Ce sont toutefois des données à prendre avec des pincettes. Les méthodes de calcul ont plusieurs fois été modifiées, comme l’explique ce document : Metodología de estimación de la línea de pobreza absoluta. Un certain nombre de personnes ont donc changé de catégories sans augmenter leurs revenus. Toutefois, l’amélioration de la situation est quand même réelle.
En conclusion
Dire que la Colombie est un pays de classe moyenne n’est pas vrai. Ou alors, il faut redéfinir sa signification. Parmi les 31% inclue dans cette catégorie, le niveau de vie est de toute facon inférieur aux standards occidentaux. Seulement 10 ou 15% de la population pourrait vraiment se comparer à une classe moyenne européenne, avec une qualité de vie semblable. Attention, je ne parle pas ici de vivre « à la francaise » en Colombie. Je parle de qualité de vie, qui inclue l’acquisition de biens et l’accès aux services.
La majorité des Colombiens n’ont pas de voitures, n’ont pas accès à une scolarité de qualité, ne voyagent jamais à l’étranger, ne dispose pas d’internet à volonté, pour ne citer que ces points-ci. L’économie augmente chaque année. Le PIB croît de 3% environ. Pourtant nous voyons qu’elle ne profite pas à la majorité de la population.
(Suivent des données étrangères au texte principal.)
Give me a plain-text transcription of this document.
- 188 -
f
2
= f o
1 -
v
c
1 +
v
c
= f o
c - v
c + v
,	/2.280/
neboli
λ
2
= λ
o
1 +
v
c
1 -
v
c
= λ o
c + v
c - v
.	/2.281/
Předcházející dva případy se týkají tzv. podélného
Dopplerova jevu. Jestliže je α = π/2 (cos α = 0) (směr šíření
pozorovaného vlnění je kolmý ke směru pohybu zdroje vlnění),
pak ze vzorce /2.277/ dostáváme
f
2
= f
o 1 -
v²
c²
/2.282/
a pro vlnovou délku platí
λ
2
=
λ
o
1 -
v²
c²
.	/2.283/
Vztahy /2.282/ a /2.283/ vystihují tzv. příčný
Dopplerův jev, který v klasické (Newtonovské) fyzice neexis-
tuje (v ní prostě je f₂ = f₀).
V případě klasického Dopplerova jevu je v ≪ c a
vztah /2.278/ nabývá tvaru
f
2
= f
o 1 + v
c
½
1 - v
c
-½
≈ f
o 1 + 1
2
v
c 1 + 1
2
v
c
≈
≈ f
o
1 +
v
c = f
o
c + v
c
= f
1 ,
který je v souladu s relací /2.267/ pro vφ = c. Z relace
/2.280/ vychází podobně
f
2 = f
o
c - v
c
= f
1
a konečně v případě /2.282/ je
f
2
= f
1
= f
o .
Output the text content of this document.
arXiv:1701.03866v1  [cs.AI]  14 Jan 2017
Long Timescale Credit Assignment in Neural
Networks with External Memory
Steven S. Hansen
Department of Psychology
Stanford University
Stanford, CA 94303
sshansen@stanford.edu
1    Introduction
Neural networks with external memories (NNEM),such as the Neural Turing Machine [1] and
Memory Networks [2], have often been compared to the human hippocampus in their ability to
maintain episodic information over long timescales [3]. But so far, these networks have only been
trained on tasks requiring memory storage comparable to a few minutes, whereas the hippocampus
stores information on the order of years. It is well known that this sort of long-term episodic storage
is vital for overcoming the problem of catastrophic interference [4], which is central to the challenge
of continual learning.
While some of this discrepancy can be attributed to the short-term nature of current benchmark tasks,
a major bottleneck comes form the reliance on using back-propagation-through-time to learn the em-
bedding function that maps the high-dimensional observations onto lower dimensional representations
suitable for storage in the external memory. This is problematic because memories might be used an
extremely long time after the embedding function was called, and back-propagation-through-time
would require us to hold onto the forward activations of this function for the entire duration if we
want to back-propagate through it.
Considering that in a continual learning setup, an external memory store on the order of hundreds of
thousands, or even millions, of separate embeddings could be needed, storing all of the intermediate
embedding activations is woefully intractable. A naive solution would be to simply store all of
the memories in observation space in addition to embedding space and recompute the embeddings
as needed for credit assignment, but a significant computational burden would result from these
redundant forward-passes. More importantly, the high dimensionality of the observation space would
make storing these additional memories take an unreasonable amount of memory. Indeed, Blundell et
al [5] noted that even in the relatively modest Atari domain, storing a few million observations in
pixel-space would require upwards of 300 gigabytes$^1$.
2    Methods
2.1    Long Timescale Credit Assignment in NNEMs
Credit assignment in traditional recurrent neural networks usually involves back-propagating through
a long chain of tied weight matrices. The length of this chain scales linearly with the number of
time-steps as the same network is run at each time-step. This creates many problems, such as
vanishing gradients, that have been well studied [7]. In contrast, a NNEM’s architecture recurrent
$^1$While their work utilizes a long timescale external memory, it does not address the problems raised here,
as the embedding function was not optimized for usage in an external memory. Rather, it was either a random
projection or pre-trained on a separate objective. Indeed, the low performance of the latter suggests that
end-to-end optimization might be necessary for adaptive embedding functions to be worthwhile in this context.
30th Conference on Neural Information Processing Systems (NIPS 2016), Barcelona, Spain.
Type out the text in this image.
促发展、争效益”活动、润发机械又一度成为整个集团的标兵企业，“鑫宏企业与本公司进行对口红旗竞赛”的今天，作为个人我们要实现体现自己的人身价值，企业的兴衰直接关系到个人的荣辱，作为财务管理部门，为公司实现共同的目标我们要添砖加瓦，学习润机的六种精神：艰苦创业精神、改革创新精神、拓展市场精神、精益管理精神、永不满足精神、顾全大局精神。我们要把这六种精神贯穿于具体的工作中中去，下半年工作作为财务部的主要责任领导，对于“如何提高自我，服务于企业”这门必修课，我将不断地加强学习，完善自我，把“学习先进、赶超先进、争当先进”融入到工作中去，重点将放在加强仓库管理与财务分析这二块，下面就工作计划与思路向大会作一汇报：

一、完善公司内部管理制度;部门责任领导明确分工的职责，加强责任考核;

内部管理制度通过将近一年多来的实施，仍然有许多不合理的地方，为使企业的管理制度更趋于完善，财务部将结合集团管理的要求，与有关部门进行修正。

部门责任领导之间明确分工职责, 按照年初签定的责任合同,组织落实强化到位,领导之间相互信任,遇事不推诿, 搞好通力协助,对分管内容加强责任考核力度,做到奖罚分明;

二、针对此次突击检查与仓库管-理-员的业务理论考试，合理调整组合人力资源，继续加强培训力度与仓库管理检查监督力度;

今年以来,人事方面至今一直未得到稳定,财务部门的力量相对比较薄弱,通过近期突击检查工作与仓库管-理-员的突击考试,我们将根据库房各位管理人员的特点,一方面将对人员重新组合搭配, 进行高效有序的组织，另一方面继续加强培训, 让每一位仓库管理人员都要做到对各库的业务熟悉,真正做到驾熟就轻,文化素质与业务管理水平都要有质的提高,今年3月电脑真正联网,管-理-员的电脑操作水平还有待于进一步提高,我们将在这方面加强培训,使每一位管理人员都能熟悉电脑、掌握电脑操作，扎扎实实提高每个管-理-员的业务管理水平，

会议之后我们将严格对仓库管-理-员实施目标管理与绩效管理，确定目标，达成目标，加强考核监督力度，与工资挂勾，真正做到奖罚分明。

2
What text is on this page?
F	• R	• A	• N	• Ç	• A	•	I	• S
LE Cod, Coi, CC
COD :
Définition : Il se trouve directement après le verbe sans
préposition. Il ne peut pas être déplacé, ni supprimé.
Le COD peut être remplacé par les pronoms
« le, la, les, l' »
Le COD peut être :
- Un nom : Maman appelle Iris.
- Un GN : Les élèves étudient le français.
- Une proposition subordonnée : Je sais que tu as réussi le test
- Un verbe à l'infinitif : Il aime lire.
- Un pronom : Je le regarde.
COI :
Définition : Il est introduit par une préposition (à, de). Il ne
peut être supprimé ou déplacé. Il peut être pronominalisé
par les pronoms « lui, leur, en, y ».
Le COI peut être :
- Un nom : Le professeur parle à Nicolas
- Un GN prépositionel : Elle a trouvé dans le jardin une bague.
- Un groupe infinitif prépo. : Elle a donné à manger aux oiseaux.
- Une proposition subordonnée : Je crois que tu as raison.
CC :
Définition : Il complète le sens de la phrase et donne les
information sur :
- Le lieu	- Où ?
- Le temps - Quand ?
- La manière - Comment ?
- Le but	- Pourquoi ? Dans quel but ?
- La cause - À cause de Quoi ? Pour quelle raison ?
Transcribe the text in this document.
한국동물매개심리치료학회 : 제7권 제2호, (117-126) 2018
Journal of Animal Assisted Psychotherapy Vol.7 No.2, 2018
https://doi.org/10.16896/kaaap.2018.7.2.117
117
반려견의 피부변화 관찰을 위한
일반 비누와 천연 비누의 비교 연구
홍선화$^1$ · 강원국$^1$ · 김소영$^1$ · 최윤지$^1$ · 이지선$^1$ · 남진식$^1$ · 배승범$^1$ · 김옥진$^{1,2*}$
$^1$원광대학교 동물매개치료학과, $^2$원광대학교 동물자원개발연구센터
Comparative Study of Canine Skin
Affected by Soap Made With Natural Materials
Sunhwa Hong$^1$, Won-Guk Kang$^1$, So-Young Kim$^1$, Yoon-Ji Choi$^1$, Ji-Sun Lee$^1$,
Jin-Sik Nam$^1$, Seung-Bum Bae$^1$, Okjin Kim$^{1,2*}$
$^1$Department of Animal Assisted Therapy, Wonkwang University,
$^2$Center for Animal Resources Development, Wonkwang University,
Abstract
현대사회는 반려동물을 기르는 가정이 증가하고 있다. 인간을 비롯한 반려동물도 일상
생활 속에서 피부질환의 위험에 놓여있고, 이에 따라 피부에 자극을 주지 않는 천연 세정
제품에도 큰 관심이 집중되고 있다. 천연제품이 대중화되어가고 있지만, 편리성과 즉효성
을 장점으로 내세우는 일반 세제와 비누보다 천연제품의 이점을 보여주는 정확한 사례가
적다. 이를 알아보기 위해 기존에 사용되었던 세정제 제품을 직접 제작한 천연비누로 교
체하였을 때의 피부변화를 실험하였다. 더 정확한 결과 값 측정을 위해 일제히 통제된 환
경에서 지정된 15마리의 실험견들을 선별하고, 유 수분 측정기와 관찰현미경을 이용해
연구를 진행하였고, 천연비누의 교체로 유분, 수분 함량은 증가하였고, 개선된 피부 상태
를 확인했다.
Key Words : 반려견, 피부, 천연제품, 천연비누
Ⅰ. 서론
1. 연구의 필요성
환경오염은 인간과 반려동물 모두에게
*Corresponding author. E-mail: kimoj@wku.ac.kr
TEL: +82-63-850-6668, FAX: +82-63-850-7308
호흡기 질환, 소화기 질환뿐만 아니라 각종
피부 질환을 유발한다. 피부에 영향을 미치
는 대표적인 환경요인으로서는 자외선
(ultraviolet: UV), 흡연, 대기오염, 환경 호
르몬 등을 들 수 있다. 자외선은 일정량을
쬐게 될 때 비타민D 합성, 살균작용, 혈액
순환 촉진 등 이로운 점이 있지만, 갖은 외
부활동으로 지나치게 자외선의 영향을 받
Comme déjà indiqué cependant, l’amélioration de la situation est réelle. La Colombie d’aujourd’hui a fait un grand pas par rapport à la Colombie des années avant 2000. Reste à savoir comment elle va aborder les prochains défis ; tourisme de masse, mondialisation, accords de paix et une population qui s’est lassée de sa condition.